A Validation Study of the Korean Version of Social Communication Questionnaire (한국어판 사회적 의사소통 설문지 타당화 연구)

  • Kim, Joo-Hyun;Sunwoo, Hyun-Jung;Park, Su-Bin;Noh, Dong-Hyun;Jung, Yeon Kyung;Cho, In-Hee;Cho, Soo-Churl;Kim, Bung-Nyun;Shin, Min-Sup;Kim, Jae-Won;Park, Tae-Won;Son, Jung-Woo;Chung, Un-Sun;Yoo, Hee Jeong
    • Journal of the Korean Academy of Child and Adolescent Psychiatry
    • /
    • v.26 no.3
    • /
    • pp.197-208
    • /
    • 2015
  • Objectives : The purposes of this study were to examine the reliability and validity of the Korean version of Social Communication Questionnaire (K-SCQ) and to determine cut-off scores for diagnosis of autism spectrum disorder (ASD).

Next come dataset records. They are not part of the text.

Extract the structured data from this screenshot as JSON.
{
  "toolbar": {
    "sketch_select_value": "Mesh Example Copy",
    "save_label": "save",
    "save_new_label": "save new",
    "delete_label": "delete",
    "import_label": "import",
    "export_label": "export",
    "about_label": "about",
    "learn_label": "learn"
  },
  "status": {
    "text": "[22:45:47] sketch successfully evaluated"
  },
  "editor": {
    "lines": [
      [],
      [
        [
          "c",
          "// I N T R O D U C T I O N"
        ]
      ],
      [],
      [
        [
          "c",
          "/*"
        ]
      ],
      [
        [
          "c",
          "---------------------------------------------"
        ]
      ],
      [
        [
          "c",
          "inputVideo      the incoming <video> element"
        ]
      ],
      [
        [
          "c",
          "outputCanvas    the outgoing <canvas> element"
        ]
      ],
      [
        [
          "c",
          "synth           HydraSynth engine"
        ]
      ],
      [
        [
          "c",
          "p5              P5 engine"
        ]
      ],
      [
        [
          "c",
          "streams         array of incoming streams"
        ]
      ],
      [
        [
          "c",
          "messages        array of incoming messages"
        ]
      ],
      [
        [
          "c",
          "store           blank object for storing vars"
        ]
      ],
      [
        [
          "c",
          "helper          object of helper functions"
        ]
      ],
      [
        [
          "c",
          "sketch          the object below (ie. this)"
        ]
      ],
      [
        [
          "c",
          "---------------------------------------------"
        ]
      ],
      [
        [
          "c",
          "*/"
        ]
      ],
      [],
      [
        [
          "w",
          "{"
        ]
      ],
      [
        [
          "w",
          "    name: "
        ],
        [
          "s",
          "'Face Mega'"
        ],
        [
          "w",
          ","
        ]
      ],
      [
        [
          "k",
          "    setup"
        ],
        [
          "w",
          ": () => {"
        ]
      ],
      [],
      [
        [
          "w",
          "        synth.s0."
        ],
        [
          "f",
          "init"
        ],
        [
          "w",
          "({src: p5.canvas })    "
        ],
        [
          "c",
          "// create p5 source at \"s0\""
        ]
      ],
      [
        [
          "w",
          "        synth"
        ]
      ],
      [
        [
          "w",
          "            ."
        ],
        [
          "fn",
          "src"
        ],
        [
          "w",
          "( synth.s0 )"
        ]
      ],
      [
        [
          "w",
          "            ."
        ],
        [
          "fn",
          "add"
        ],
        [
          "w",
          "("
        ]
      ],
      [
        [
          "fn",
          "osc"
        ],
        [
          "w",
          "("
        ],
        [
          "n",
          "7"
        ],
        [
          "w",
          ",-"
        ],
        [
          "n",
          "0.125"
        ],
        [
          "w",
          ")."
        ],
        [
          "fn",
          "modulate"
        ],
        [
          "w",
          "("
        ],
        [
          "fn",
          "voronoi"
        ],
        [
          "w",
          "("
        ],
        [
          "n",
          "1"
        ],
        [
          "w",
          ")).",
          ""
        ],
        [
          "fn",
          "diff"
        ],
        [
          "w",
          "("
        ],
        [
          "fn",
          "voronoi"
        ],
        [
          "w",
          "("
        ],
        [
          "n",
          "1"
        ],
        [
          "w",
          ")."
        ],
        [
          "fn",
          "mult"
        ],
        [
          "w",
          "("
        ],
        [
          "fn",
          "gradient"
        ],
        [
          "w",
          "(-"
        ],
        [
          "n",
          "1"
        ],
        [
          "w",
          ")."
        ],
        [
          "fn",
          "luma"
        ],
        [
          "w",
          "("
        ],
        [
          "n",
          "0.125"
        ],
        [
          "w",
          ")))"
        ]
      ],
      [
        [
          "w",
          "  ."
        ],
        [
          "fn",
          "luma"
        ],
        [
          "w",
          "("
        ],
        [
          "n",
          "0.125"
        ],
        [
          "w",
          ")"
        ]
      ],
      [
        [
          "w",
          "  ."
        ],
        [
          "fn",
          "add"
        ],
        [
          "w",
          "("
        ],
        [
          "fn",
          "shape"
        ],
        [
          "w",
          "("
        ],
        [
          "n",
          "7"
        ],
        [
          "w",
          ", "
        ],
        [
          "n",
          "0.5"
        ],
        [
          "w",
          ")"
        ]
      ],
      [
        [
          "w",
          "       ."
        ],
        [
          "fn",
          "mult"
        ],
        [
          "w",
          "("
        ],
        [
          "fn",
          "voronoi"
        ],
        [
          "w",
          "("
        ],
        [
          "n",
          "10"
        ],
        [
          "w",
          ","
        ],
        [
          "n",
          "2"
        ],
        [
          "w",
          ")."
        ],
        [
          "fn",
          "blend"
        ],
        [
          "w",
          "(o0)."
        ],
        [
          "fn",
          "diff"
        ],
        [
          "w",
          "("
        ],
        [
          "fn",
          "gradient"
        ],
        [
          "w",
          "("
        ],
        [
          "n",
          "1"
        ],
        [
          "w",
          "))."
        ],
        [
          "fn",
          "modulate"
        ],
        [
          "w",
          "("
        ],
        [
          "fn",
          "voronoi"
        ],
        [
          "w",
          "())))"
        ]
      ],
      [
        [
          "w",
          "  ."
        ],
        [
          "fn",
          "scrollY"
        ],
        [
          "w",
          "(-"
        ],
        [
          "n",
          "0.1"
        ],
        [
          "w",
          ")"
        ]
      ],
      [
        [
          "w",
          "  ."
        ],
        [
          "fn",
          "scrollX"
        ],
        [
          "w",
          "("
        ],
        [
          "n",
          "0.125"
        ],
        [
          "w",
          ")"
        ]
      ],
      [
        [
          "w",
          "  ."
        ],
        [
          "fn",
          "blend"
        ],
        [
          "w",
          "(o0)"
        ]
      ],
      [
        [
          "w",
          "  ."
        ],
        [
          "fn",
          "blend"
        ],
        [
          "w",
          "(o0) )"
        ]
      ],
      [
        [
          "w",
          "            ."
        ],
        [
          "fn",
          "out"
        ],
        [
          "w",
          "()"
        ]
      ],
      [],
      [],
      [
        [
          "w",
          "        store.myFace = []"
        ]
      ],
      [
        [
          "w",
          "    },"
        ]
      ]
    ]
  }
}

Methods : A total of 166 subjects with ASD and their 186 unaffected siblings were recruited through child psychiatry clinics of university hospitals. Board certified child psychiatrists screened all probands suspected to have ASD based on the Diagnostic and Statistical Manual of Mental Disorders, fourth edition. To confirm the diagnoses, the Korean versions of the Autism Diagnostic Observation Schedule and the Autism Diagnostic Interview-Revised (K-ADI-R) were administered to all the subjects. All parents completed the K-SCQ and Social Responsiveness Scale (SRS). The non-ASD siblings were evaluated with the same instruments as the probands with ASD. We performed a factor analysis to examine the structure of K-SCQ. For testing the validity of K-SCQ, we compared the difference in Lifetime and Current scores of probands with ASD and their non-ASD siblings using t-test and analysis of covariance. Correlations between the K-SCQ and other measurements of ASD symptomatology, including K-ADI-R totals and domain scores and SRS, were examined. Receiver operation characteristic curve analysis was performed to extract cutoff scores discriminating affection status. Results : Four factors were extracted through factor analysis of K-SCQ ; 1) social relation and play, 2) stereotyped behavior, 3) social behavior, and 4) abnormal language. Cronbach's internal consistency was .95 in K-SCQ Lifetime, and .93 in K-SCQ Current. There were significant differences in total score of K-SCQ, both in Lifetime and Current between the ASD group and non-ASD siblings group (p<.05). K-SCQ scores were significantly correlated with K-ADI-R subdomain scores and SRS total scores (p<.05). The best-estimate cut-off scores of K-SCQ for diagnosis of ASD were 12 for 48 months and over, and 10 for below 47 months. Conclusion : Our findings suggest that the K-SCQ is a reliable and valid instrument for screening autistic symptoms in the Korean population. Lower cut-off scores than the original English version might be considered when using it as a screening instrument of ASD.